The Gowanus Session (PORTER RECORDS PRCD-4068) is a fabulous suite of free-jazz-improvised music created by bassist William Parker, pianist Thollem McDonas, and Nels Cline with his electric guitar. Californian improviser Cline may be familiar to you from records he’s made with Thurston, Zeena Parkins, Chris Corsano, Alan Licht, Henry Kaiser and many other untamed Americans. The Gowanus Session does contain two or three high-energy type cuts, which propel themselves forward admirably without the aid of a drummer, but the trio exercise considerable restraint as they explore puzzling metaphysical mysteries on the quieter, slower tracks. The album is mainly about the combination of unusual and far-out sounds, textures and tones, and it’s loaded with tasty, dense musical fillings. Parker for one serves up a fabulous range of techniques, such that his bass performs as a growling droner or pattering percussive instrument as the situation demands. McDonas supplies rich and baroque chord shapes, melodies and patterns, while Cline is generally let off the leash to go completely bonkers – aggressive feedback blasts, intense high-octane soloing, and amplified curved shapes that fall out of his solid-body guitar like dollops of Baskin-Robbins’ finest. Recorded and mixed by Peter Karl in his studio, and it’s got cover art by Cork Marcheschi, a former member of Fifty Foot Hose. How much more hip could it be? Received 20 March 2012.

Death, Thou Shalt Die

Just noted Steve Roden yesterday and here he be again, this time in a team-up with Steve Peters. Not A Leaf Remains As It Was (12K RECORDINGS 12K1069) is largely a vocal record of extreme delicacy and subtlety, with near-hesitant vocal wisps unfurling their washed-out tones to the accompaniment of gentle ambient music and small percussive sounds. The content for the lyrics was derived, in an extremely circuitous fashion, from a book of Japanese Jisei, a form of poem supposedly written by Japanese monks at the very point of death (though according to some scholars, warriors and poets did it too). Neither creator can read or speak a word of Japanese, but they weren’t about to let a little thing like that stop them making a covenant with this highly charged spiritual content. Sorting out the poems using a classification system that would have delighted both John Cage and Brian Eno (a methodology that involved using index cards), they proceeded to perform the fragmented texts in a remarkably selective fashion, at times settling for the utterance of a mere syllable simply because they liked the taste of it in their intoning mouths. Even English translations of the Japanese words were fair game in this phonetic approach. It’s thus something of a lottery whether any of the original jisei texts get through at all.
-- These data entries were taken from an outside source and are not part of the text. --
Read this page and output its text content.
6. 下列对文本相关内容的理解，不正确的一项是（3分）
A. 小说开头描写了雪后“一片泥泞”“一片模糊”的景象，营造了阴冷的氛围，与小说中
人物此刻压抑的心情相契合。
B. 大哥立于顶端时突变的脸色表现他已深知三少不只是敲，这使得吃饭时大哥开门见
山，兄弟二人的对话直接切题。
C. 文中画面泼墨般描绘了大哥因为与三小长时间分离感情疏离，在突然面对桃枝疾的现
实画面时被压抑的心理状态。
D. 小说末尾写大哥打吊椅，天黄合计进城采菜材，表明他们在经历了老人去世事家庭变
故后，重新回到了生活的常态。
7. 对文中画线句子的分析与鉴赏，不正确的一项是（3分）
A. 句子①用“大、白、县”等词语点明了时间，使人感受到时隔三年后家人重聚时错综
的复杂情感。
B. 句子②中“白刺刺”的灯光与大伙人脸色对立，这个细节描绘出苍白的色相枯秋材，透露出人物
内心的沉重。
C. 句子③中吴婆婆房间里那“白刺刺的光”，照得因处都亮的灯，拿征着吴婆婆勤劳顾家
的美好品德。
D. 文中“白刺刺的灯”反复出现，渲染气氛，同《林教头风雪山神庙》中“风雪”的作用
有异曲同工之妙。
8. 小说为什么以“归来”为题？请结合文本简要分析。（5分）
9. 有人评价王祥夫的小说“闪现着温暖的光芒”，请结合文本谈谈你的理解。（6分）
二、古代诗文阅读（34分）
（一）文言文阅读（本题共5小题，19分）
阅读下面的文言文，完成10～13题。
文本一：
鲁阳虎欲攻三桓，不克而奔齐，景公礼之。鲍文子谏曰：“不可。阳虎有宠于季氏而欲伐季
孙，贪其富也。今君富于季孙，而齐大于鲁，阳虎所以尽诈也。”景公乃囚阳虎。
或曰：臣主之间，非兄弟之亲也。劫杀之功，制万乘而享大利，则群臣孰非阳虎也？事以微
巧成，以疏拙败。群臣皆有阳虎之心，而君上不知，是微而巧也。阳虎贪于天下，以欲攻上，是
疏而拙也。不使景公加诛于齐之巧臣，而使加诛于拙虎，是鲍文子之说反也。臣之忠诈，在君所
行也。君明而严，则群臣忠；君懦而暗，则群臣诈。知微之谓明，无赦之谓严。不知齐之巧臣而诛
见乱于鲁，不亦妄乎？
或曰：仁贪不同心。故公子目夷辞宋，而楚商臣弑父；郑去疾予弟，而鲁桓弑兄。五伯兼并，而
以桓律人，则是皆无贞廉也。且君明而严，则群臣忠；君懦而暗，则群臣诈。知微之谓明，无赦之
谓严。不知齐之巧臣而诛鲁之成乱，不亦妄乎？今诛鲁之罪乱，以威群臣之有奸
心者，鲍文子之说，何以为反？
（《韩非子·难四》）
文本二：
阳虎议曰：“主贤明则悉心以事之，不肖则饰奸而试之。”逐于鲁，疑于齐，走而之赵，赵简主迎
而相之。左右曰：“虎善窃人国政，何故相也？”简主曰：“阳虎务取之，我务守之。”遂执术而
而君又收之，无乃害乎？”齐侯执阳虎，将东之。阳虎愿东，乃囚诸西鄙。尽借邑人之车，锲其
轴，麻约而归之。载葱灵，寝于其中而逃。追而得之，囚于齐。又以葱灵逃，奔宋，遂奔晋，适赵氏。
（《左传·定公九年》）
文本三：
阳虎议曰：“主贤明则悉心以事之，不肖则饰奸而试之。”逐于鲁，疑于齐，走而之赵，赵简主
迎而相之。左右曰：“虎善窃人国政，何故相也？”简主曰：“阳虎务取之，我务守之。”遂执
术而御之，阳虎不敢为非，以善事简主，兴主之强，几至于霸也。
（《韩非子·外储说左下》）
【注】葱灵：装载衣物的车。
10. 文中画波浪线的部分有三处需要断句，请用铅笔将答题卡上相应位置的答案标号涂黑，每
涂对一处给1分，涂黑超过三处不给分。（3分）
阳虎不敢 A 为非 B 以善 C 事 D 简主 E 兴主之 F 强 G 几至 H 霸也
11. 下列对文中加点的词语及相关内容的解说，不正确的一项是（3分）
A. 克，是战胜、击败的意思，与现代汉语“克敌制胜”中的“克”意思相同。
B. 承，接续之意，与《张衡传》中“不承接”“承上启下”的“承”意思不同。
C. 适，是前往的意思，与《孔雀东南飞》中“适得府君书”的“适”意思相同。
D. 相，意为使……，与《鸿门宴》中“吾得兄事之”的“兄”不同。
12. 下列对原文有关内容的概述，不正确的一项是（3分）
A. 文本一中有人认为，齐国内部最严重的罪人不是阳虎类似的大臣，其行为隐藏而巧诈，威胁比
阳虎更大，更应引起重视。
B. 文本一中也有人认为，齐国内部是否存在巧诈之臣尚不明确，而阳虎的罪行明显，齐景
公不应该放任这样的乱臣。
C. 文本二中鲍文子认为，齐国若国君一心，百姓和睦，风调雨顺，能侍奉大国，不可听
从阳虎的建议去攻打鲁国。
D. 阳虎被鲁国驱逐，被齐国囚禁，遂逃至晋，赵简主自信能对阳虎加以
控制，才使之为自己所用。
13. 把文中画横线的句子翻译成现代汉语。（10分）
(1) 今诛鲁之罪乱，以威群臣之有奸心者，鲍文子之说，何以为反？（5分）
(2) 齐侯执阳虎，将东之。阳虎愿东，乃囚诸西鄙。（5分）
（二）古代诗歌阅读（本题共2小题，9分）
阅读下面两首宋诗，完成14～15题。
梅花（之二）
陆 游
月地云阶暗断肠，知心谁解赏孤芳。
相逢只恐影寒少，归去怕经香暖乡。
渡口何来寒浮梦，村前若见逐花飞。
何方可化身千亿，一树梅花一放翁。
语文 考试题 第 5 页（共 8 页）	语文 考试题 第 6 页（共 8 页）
In this manner, they hoped to avoid all the obvious pitfalls that await any Westerner who attempts to flirt with Oriental cultures, so there is not a trace of Zen Buddhism anywhere in the finished product. Seattle studio whiz Doug Haire has to be given a lot of credit for making the final assemblage and mix from these evanescent sounds, a task which to many would seem on a par with knitting fog. To its credit, this album completely eschews the use of electronic instruments, and any sounds which we may at first mistake for commonplace “ambient” drones are largely produced by the combined voices of Roden and Peters, as they quaver and whisper like avant-garde choirboys in Westminster Abbey. It’s also notable how, despite being so far removed from the original source material by dint of the elaborate near-conceptual cut-up methods used, the record still resonates with a deep spiritual feeling. It also preserves the very starkness of the jisei, a form which ought to “vividly express the sentiments of an individual standing face-to-face with death.” ¹ Received 18 March 2012.